What more could a seemingly care-free, successful golf champion want out of life?
For Bubba Watson, the missing ingredient has been mental peace.
The two-time Masters winner opened up in a recent interview with Golfweek about his mostly private battles with anxiety, panic attacks that required hospital visits, occasional bouts with excessive weight loss and the professional help he has recently sought. Watson, who turns 42 next week, also revealed his most morbid thoughts from two years ago, saying, “I had a lot of noise in my head. I thought I was going to die. It was rough.”
Currently ranked No. 23 in the FedEx rankings, the 12-time PGA Tour tournament winner has risen as high as the No. 2 player in the world during his career and but sunk as low as 65th in what he described mentally as his “low level” earlier this year.
But he told the publication that he is feeling the best he ever has.
“It takes time to get to that low level and it takes time to get out of that low level,” Watson said. “I’ve probably been in the low level three different stages as a professional golfer but I’ve gotten out of it. Now, hopefully, I catch those moments when I could spiral back down again, before my anxiety levels crank up.
“I have to try and stay in balance. And right now I’m at an all-time high.”
In the interview Watson told about being hospitalized on three separate occasions after fearing he was having heart attacks in addition to his stress-related loss of appetite causing his weight to plummet as low as 165 pounds in early 2019.

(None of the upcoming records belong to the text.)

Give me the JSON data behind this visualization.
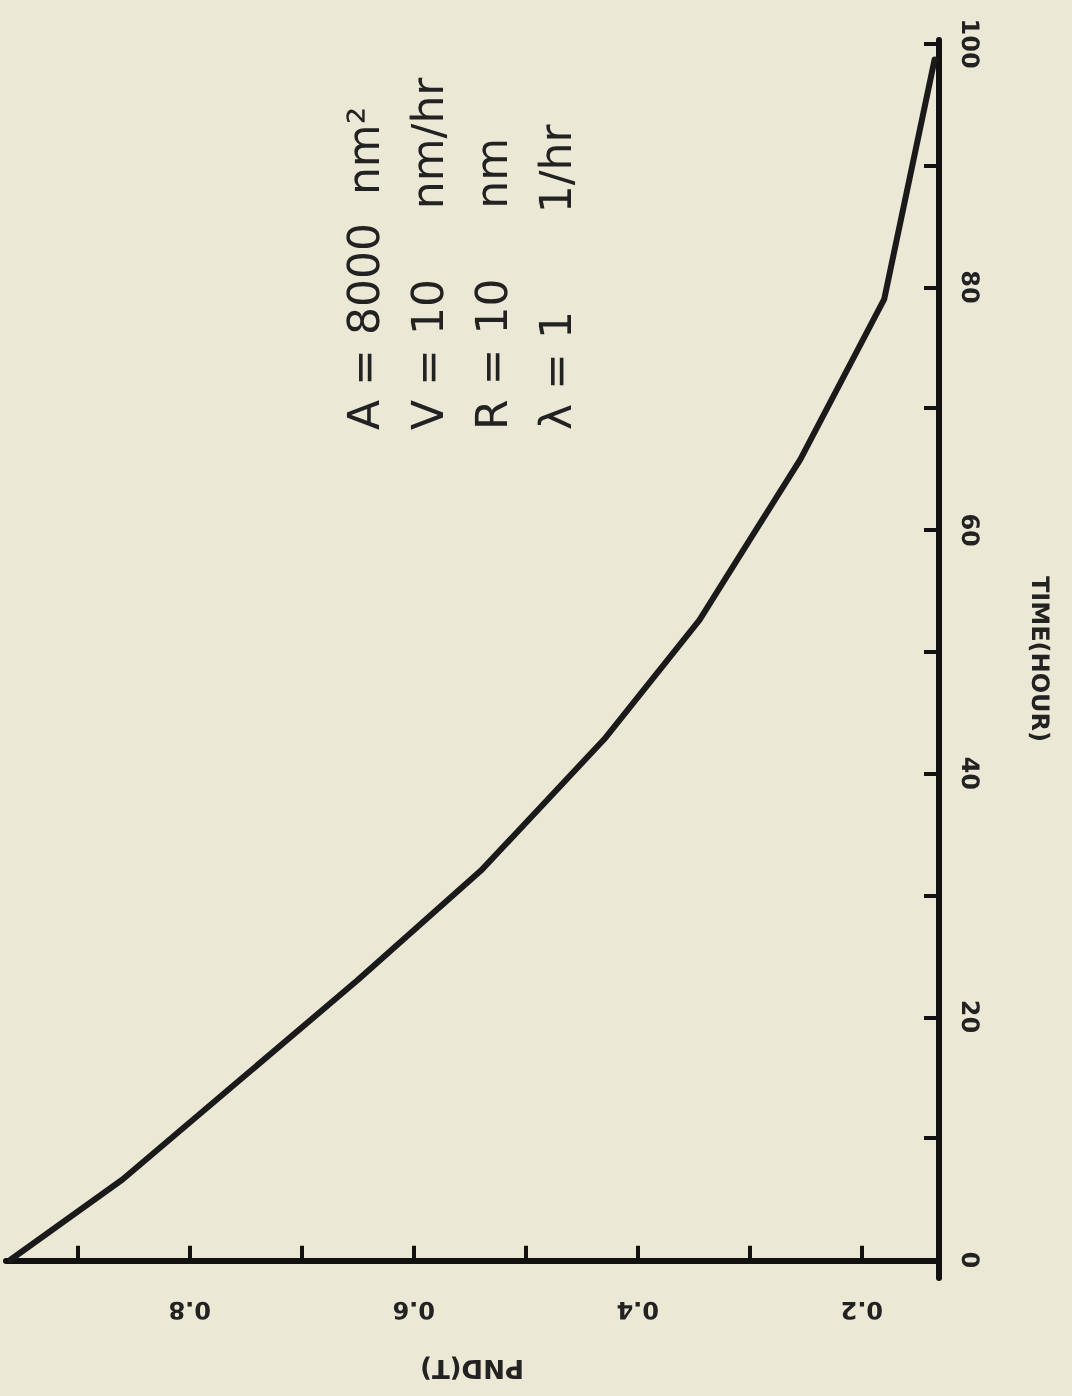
{
  "chart_data": {
    "type": "line",
    "xlabel": "PND(T)",
    "ylabel": "TIME(HOUR)",
    "annotations": [
      "A = 8000  nm²",
      "V = 10     nm/hr",
      "R = 10     nm",
      "λ = 1       1/hr"
    ],
    "x": [
      0.96,
      0.86,
      0.755,
      0.65,
      0.54,
      0.43,
      0.345,
      0.255,
      0.18,
      0.135
    ],
    "series": [
      {
        "color": "#1a1a1a",
        "values": [
          0,
          6.6,
          14.8,
          23,
          32,
          42.8,
          52.6,
          65.8,
          79,
          98.7
        ]
      }
    ],
    "xlim": [
      0.964,
      0.132
    ],
    "xticks": [
      {
        "value": 0.9,
        "label": null
      },
      0.8,
      {
        "value": 0.7,
        "label": null
      },
      0.6,
      {
        "value": 0.5,
        "label": null
      },
      0.4,
      {
        "value": 0.3,
        "label": null
      },
      0.2
    ],
    "ylim": [
      -1.5,
      100.3
    ],
    "yticks": [
      0,
      {
        "value": 10,
        "label": null
      },
      20,
      {
        "value": 30,
        "label": null
      },
      40,
      {
        "value": 50,
        "label": null
      },
      60,
      {
        "value": 70,
        "label": null
      },
      80,
      {
        "value": 90,
        "label": null
      },
      100
    ],
    "grid": false,
    "marker": "none",
    "line_style": "solid"
  }
}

“When I started losing the weight and was getting skinny, it gave me flashbacks to my dad,” the 6-foot-3 Watson said of his father, an ex-Green Beret who struggled with post-traumatic stress disorder and died 10 years ago. “So that gave me more mental issues, more anxiety.
“So I quit weighing myself.” While he attempted to side-step questions about his struggling game and weight loss at the time, Watson credited consultation with doctors and a breathing coach along with the use of cbdMD concentrated herbal extracts in helping him manage his anxiety.
He has leaned heavily on his wife, Angie, and his longtime caddie Ted Scott, who credited Watson for speaking publicly about his difficulties.
“He may be able to help others, to tell them there is light at the end of the tunnel.”